Amizade: estória de um talvez

Não pense que me fez mal, não é nada disso. Não diga que tem medo de ter estragado tudo. Sei que você sabe bem o que quer. Não vejo mal nenhum nisso. Não precisa ter medo de continuar sendo quem você sempre foi. Que tipo de idiota eu seria se te culpasse por ser assim?
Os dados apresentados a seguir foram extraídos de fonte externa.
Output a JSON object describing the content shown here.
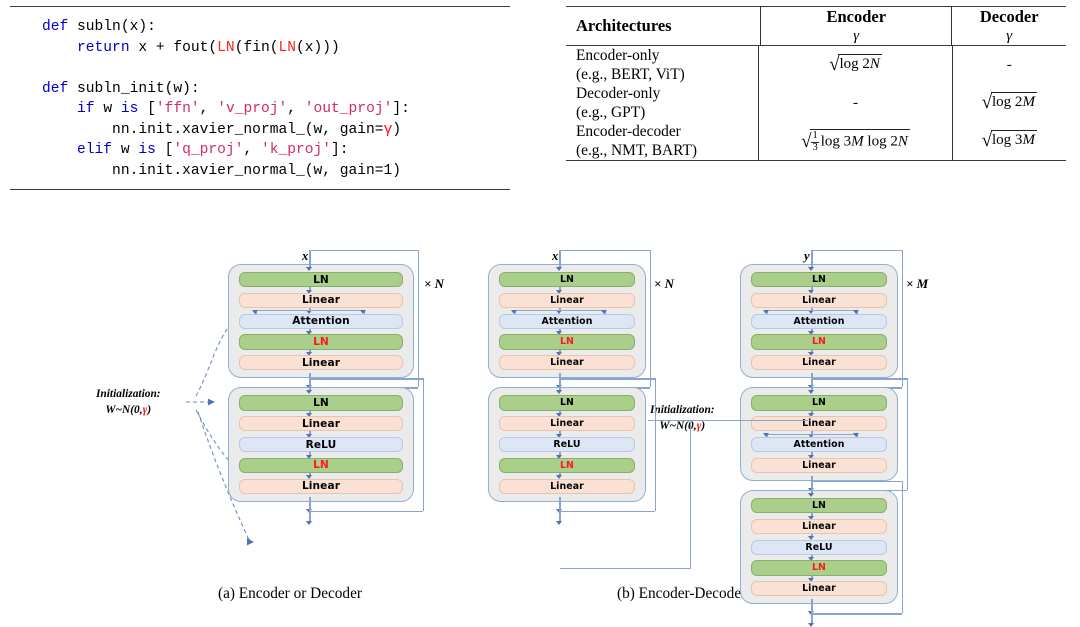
{
  "code_panel": {
    "lines": [
      [
        {
          "t": "def ",
          "c": "kw"
        },
        {
          "t": "subln(x):",
          "c": ""
        }
      ],
      [
        {
          "t": "    ",
          "c": ""
        },
        {
          "t": "return ",
          "c": "kw"
        },
        {
          "t": "x + fout(",
          "c": ""
        },
        {
          "t": "LN",
          "c": "fn-ln"
        },
        {
          "t": "(fin(",
          "c": ""
        },
        {
          "t": "LN",
          "c": "fn-ln"
        },
        {
          "t": "(x)))",
          "c": ""
        }
      ],
      [],
      [
        {
          "t": "def ",
          "c": "kw"
        },
        {
          "t": "subln_init(w):",
          "c": ""
        }
      ],
      [
        {
          "t": "    ",
          "c": ""
        },
        {
          "t": "if ",
          "c": "kw"
        },
        {
          "t": "w ",
          "c": ""
        },
        {
          "t": "is ",
          "c": "kw"
        },
        {
          "t": "[",
          "c": ""
        },
        {
          "t": "'ffn'",
          "c": "str"
        },
        {
          "t": ", ",
          "c": ""
        },
        {
          "t": "'v_proj'",
          "c": "str"
        },
        {
          "t": ", ",
          "c": ""
        },
        {
          "t": "'out_proj'",
          "c": "str"
        },
        {
          "t": "]:",
          "c": ""
        }
      ],
      [
        {
          "t": "        nn.init.xavier_normal_(w, gain=",
          "c": ""
        },
        {
          "t": "γ",
          "c": "gam"
        },
        {
          "t": ")",
          "c": ""
        }
      ],
      [
        {
          "t": "    ",
          "c": ""
        },
        {
          "t": "elif ",
          "c": "kw"
        },
        {
          "t": "w ",
          "c": ""
        },
        {
          "t": "is ",
          "c": "kw"
        },
        {
          "t": "[",
          "c": ""
        },
        {
          "t": "'q_proj'",
          "c": "str"
        },
        {
          "t": ", ",
          "c": ""
        },
        {
          "t": "'k_proj'",
          "c": "str"
        },
        {
          "t": "]:",
          "c": ""
        }
      ],
      [
        {
          "t": "        nn.init.xavier_normal_(w, gain=1)",
          "c": ""
        }
      ]
    ]
  },
  "table": {
    "headers": {
      "architectures": "Architectures",
      "encoder": "Encoder",
      "encoder_sub": "γ",
      "decoder": "Decoder",
      "decoder_sub": "γ"
    },
    "rows": [
      {
        "name": "Encoder-only",
        "examples": "(e.g., BERT, ViT)",
        "encoder": "√(log 2N)",
        "encoder_inner": "log 2N",
        "decoder": "-",
        "decoder_inner": ""
      },
      {
        "name": "Decoder-only",
        "examples": "(e.g., GPT)",
        "encoder": "-",
        "encoder_inner": "",
        "decoder": "√(log 2M)",
        "decoder_inner": "log 2M"
      },
      {
        "name": "Encoder-decoder",
        "examples": "(e.g., NMT, BART)",
        "encoder": "√(1/3 log 3M log 2N)",
        "encoder_inner": "log 3M log 2N",
        "decoder": "√(log 3M)",
        "decoder_inner": "log 3M"
      }
    ],
    "frac": {
      "num": "1",
      "den": "3"
    }
  },
  "figure": {
    "colors": {
      "ln": "#a9cf8b",
      "linear": "#fae1d4",
      "activation": "#dce6f5",
      "group_bg": "#ebebeb",
      "connector": "#8aa4cf",
      "red": "#ff1a1a"
    },
    "labels": {
      "ln": "LN",
      "linear": "Linear",
      "attention": "Attention",
      "relu": "ReLU",
      "input_x": "x",
      "input_y": "y",
      "times_n": "× N",
      "times_m": "× M",
      "init_line1": "Initialization:",
      "init_line2_pre": "W~N(0,",
      "init_line2_gamma": "γ",
      "init_line2_post": ")"
    },
    "captions": {
      "a": "(a) Encoder or Decoder",
      "b": "(b) Encoder-Decoder"
    },
    "columns": [
      {
        "id": "encoder-or-decoder",
        "input": "x",
        "repeat": "× N",
        "blocks": [
          {
            "id": "attention-sublayer",
            "rows": [
              {
                "label": "LN",
                "kind": "ln",
                "red": false
              },
              {
                "label": "Linear",
                "kind": "lin",
                "red": false
              },
              {
                "label": "Attention",
                "kind": "act",
                "red": false
              },
              {
                "label": "LN",
                "kind": "ln",
                "red": true
              },
              {
                "label": "Linear",
                "kind": "lin",
                "red": false
              }
            ]
          },
          {
            "id": "ffn-sublayer",
            "rows": [
              {
                "label": "LN",
                "kind": "ln",
                "red": false
              },
              {
                "label": "Linear",
                "kind": "lin",
                "red": false
              },
              {
                "label": "ReLU",
                "kind": "act",
                "red": false
              },
              {
                "label": "LN",
                "kind": "ln",
                "red": true
              },
              {
                "label": "Linear",
                "kind": "lin",
                "red": false
              }
            ]
          }
        ]
      },
      {
        "id": "encoder-column",
        "input": "x",
        "repeat": "× N",
        "blocks": [
          {
            "id": "enc-attention-sublayer",
            "rows": [
              {
                "label": "LN",
                "kind": "ln",
                "red": false
              },
              {
                "label": "Linear",
                "kind": "lin",
                "red": false
              },
              {
                "label": "Attention",
                "kind": "act",
                "red": false
              },
              {
                "label": "LN",
                "kind": "ln",
                "red": true
              },
              {
                "label": "Linear",
                "kind": "lin",
                "red": false
              }
            ]
          },
          {
            "id": "enc-ffn-sublayer",
            "rows": [
              {
                "label": "LN",
                "kind": "ln",
                "red": false
              },
              {
                "label": "Linear",
                "kind": "lin",
                "red": false
              },
              {
                "label": "ReLU",
                "kind": "act",
                "red": false
              },
              {
                "label": "LN",
                "kind": "ln",
                "red": true
              },
              {
                "label": "Linear",
                "kind": "lin",
                "red": false
              }
            ]
          }
        ]
      },
      {
        "id": "decoder-column",
        "input": "y",
        "repeat": "× M",
        "blocks": [
          {
            "id": "dec-self-attention-sublayer",
            "rows": [
              {
                "label": "LN",
                "kind": "ln",
                "red": false
              },
              {
                "label": "Linear",
                "kind": "lin",
                "red": false
              },
              {
                "label": "Attention",
                "kind": "act",
                "red": false
              },
              {
                "label": "LN",
                "kind": "ln",
                "red": true
              },
              {
                "label": "Linear",
                "kind": "lin",
                "red": false
              }
            ]
          },
          {
            "id": "dec-cross-attention-sublayer",
            "rows": [
              {
                "label": "LN",
                "kind": "ln",
                "red": false
              },
              {
                "label": "Linear",
                "kind": "lin",
                "red": false
              },
              {
                "label": "Attention",
                "kind": "act",
                "red": false
              },
              {
                "label": "Linear",
                "kind": "lin",
                "red": false
              }
            ]
          },
          {
            "id": "dec-ffn-sublayer",
            "rows": [
              {
                "label": "LN",
                "kind": "ln",
                "red": false
              },
              {
                "label": "Linear",
                "kind": "lin",
                "red": false
              },
              {
                "label": "ReLU",
                "kind": "act",
                "red": false
              },
              {
                "label": "LN",
                "kind": "ln",
                "red": true
              },
              {
                "label": "Linear",
                "kind": "lin",
                "red": false
              }
            ]
          }
        ]
      }
    ]
  }
}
A questão é que, às vezes, as coisas são mais intensas do que você poderia esperar. Tudo muito natural. As pessoas vêm e vão, às vezes até vão sem nem mesmo sair do lugar onde estão. Umas são iguais as outras, outras são diferentes ou especiais. Não vou a lugar algum e sou como qualquer outro. O que éramos antes vai continuar sendo o que somos e seremos mais tarde, quando o sol se puser. É o que eu espero. Espero que toda a relatividade dos sentimentos inatos do homem possa nos dar uma brecha e nos permitir preservar a melhor parte daquilo que somos, ou seja, amigos. Amizade essa que julgo (por curto prazo) intensa além do normal. Algo que nos levou a, juntos, por um breve intervalo de tempo, olharmos para o mesmo lado no horizonte. Lapso. Um leve e insignificante lapso. É isso que nos faz, agora, pensar que não dá mais.
Ouvi muito, durante essa ultima semana, uma palavra que caberia perfeitamente nesse caso: talvez.
TALVEZ ambos estejamos certos em não querer continuar com essa estória (sim, estória). Não há motivos para se querer àquilo que ambos não queríamos. Você continua com suas vontades femininas e eu continuo com a liberdade que tanto prezo. Não há porque se arrepender. Está tudo bem, resolvido e, TALVEZ, acertado.
Não pense que me fez mal, ou que eu esteja lhe dizendo que não o fez por causa do meu orgulho exorbitante. TALVEZ eu esteja realmente sendo sincero quando digo que o melhor é esquecer essa fábula e lembrar que foi tudo por causa (não da sua) da nossa extrema carência coletiva.

Atenciosamente, de seu “novo” amigo de longas “estórias”.